Geospatial Deposits into the UBC Dataverse Collection

What is “geospatial data”?

Data sets that explicitly contain some sort of precision location elements are often titled “geospatial data” as they, as the name implies, tie a data point to a specific place. Normally, but not always, this is a place on the Earth, and geospatial data formats often involve mapping of some kind. If the words “Shapefile”, “GeoJSON” or “GeoTIFF” mean anything to you, then you’ve probably already worked with geospatial data.

For data sets containing geospatial data, data management is slightly more complex than an ordinary data deposit, but hopefully not overwhelmingly so. The general principles are the same, but there are a few wrinkles unique to geospatial data.

In short, if you can map your data, it’s (probably) geospatial data.

Dataset Metadata

Geospatial data may require a bit of extra attention to make it more useful and findable. The first steps are identical to the basic deposit, but it continues on from there.

Once you’ve done the initial step of creating your dataset page, you’ll need to enhance it by selecting Edit Dataset/Metadata. Once you’ve done this, you’ll see that there are many more fields that you can fill in. In an ideal world, you would fill in as many as you can in as much detail as you can, but for geospatial data there is one section of particular importance, unsurprisingly titled the Geospatial Metadata block.

For geospatial data sets, it’s crucial to identify the region your data represents, as that’s one of the most important reasons for its existence. In addition to describing your data set, this block also allows people to search for your data set using a map in places that harvests your dataset’s metadata, such as at https://www.lunaris.ca/.

The geospatial metadata block has repeating fields, and you should fill out their contents as completely as possible. The fields are repeating, so if you have files which describe different locations you can do that too. Here is an overview of the options available in the geospatial metadata block.

Geographic coverage

This is relatively straightforward. Fill in this block to the most detailed level you can using the existing options. For example, if your data represents British Columbia, you would fill out:

Country: Canada
State/Province: British Columbia

Geographic Unit

This represents the smallest unit available in your geospatial file(s). For example, if you have a geodatabase which contains municipalities and neighbourhoods in BC, this entry would only contain “neighbourhoods”.

Geographic Bounding Box

If you have this information, this is the most crucial field to fill out. Entries in these fields are in are in decimal degrees, which are not necessarily the units of the geospatial file. For example, projected data often uses metres, which is not suitable for entry here. The values to use are the bounds for the extent of the file or data set.

Obviously, this section can only be filled out if you are using the Earth for your data. If you’re mapping the geology of Mars, then these fields can’t be filled out. Well, they can, but it won’t necessarily make any sense, because most finding aids that use this data assume that they refer to the Earth.

Notes

Anything of importance that doesn’t fit into these fields should be put into the Notes field in the Citation Metadata block. Things that you may wish to place in that block include, but are not limited to:

Projection (eg: EPSG:3157: NAD83(CSRS) / UTM zone 10N)
Datum (eg: WGS84)
Other information: (eg: Pixel values represent height above mean sea level).
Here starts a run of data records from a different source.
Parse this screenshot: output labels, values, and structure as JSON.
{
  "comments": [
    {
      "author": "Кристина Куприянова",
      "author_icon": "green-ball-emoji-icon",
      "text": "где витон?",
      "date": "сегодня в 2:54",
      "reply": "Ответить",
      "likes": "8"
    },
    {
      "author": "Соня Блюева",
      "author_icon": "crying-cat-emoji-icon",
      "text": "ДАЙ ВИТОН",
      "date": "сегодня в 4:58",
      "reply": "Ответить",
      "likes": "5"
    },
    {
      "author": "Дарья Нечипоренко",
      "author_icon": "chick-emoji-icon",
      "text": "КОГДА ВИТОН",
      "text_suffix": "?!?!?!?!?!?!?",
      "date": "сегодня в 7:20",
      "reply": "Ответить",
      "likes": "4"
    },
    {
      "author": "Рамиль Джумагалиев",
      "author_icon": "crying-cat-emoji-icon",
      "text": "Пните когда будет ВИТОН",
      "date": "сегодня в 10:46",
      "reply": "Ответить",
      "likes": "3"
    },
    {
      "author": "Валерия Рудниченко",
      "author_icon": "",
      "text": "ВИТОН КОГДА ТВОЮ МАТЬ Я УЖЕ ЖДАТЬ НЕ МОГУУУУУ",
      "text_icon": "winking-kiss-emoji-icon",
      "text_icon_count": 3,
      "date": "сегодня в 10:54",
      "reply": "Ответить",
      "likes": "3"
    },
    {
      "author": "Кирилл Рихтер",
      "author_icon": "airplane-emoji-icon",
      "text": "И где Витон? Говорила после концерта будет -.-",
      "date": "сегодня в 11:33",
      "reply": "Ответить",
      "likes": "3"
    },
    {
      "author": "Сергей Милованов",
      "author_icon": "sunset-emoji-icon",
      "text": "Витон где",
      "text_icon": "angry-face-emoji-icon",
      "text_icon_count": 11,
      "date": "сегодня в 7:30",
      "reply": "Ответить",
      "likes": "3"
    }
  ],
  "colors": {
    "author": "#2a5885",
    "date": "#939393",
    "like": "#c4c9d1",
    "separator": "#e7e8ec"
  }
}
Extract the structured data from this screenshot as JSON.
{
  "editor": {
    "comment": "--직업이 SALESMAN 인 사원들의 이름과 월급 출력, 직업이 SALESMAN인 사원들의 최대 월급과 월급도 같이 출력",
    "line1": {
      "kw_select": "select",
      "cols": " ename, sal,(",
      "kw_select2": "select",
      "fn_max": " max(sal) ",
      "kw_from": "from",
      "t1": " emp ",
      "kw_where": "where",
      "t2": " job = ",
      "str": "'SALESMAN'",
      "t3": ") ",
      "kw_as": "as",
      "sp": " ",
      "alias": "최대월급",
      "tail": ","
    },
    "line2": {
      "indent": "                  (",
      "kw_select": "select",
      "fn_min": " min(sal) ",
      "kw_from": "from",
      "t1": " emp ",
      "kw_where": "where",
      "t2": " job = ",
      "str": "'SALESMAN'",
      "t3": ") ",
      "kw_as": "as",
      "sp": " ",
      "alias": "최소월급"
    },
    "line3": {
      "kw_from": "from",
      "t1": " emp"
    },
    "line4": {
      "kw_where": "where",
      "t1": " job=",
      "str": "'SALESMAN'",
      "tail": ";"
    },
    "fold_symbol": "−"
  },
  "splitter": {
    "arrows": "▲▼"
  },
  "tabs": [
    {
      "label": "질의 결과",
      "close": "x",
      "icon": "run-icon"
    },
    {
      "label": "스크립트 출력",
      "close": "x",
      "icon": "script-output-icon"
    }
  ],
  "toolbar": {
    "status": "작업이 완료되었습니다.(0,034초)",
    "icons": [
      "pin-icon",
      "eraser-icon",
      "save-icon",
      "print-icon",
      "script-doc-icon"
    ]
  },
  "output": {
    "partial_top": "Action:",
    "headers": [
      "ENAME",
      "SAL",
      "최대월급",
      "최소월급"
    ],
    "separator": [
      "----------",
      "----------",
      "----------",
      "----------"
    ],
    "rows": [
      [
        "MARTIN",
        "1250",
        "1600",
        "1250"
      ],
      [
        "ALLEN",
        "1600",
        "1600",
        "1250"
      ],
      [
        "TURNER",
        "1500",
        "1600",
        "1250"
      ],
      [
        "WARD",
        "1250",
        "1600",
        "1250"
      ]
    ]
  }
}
The notes field accepts HTML; if you need to format it for readability please feel free to add some basic HTML tags, the most important of which is the paragraph tag: <p>. Enclose paragraphs like this <p> Your content here </p>. Multiple lines are completely fine.

The README file

For geospatial data, all of the concepts outlined in how to create a README file still hold true. But because geospatial files are usually more complex than other types of data you should, at a minimum:

Make sure that all of the attributes of your vector data are clearly defined in a data dictionary. Each column in an attribute table should have a corresponding entry in your README’s data dictionary, even if it appears obvious. If your raster data has an attribute table this also applies.

Raster values should be clearly defined; ie. The what the pixel value represents must be clearly stated.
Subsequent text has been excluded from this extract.